The FED Should Be Both Embarrassed and Worried by the Latest Chicago PMI Numbers

2015 closed out with some disappointing economic data: Chicago Purchasing Managers Index fell to 42.7 in December from 48.7 in November (a number below 50.0 denotes a contraction in manufacturing activity), the lowest reading since July 2009: The Order Backlogs Index dropped 17.2 points to 29.4 which is the lowest level since May 2009 and the steepest monthly decline since March 1951.  We wonder what the FED makes of these numbers.  What do they think these statistics predict about inflation and future rate hikes?

As we have opined recently, a good Non-Farm Payroll (NFP) number (or two) is not a sufficient reason to raise rates.  The FED has a dual mandate to lower unemployment, and to maintain a 2% inflation rate.  It is starting to look increasingly obvious that they are not fulfilling their second mandate.  At the time of the December rate hike, inflation was at 1.5% and the only assumption we could make at the time was that the FED was expecting inflation to rise significantly in the near future.  The latest Chicago PMI number is a very strong indication that inflation is NOT going to increase any time soon and that the FED has hiked rates prematurely.

If inflation doesn’t increase, then the FED will find itself in an embarrassing situation; they will have to backtrack on the rate hike and perhaps even reintroduce Quantitative Easing.  That would be a not-too-subtle admission that FED monetary policy alone has been unable to nurse the economy back to health

One glance at the graph below and it should be obvious why we don't have inflation; money is not moving.

Fiscal policy has been absent for the most part, and in its place we’ve had a big dose of wishful thinking with the expectation that low interest rates would encourage corporate America to invest and rescue the economy.  That, of course, has not happened.  Corporations have not made the required investments in education, healthcare, transportation, and civil engineering projects that would lay the foundation for a vibrant economy. 

The only entity capable of investing in this infrastructure is the Government, and since it has spent all of its allowance on bailing out the banksters, and since they are politically unable to increase taxation, the investments have not materialized.  2016, being an election year, may bring some badly needed fiscal spending.  We are hoping.

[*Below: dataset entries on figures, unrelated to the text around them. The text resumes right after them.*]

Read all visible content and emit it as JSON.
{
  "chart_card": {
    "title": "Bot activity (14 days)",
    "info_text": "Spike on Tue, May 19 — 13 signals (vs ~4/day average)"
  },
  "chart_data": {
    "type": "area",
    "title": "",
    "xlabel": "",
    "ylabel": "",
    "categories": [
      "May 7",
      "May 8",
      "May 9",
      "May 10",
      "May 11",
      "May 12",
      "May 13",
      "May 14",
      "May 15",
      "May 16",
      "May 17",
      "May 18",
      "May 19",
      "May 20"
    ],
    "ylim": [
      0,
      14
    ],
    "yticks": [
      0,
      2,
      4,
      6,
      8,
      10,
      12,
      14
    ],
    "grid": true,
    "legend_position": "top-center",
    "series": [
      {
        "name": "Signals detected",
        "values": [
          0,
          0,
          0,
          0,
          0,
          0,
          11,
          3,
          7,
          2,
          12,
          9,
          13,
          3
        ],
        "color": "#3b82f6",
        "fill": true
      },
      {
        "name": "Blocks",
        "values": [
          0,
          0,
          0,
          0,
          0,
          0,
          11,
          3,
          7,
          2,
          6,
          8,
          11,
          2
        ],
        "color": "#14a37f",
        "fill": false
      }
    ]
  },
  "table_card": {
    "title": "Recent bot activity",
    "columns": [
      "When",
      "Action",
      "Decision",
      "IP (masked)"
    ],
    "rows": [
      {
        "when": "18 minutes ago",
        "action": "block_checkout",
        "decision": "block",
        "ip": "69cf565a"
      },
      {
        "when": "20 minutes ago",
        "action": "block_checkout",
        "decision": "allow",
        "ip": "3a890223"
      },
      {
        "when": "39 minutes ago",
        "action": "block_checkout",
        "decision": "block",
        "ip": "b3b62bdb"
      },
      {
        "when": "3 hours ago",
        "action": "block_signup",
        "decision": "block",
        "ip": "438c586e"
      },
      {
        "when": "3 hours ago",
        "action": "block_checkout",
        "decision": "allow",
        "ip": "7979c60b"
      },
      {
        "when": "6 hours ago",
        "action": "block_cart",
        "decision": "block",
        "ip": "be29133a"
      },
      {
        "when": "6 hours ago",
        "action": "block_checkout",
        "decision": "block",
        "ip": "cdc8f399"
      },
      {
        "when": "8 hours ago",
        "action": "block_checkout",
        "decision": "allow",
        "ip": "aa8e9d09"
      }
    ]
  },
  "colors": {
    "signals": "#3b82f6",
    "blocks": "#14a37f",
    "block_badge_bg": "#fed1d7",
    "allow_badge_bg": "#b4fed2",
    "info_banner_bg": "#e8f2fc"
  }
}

As far as gold is concerned, the reduced expectations of further rate hikes has helped stall the fall in prices.  Our Price Modelling System has moved from negative to neutral on gold so we will continue to watch from the bench.

The S&P 500 finished the year essentially flat (-0.6%), while our portfolio was up 17.6%.  We are proud to report that we had 29 winning trades out of 31, that is a 94% success rate.

Our System continues to register a neutral reading on the S&P 500, so we will continue to hold our long positions and study what happens during the first week of trading in the new year.

We wish our subscribers a very happy, healthy, and wealthy New Year!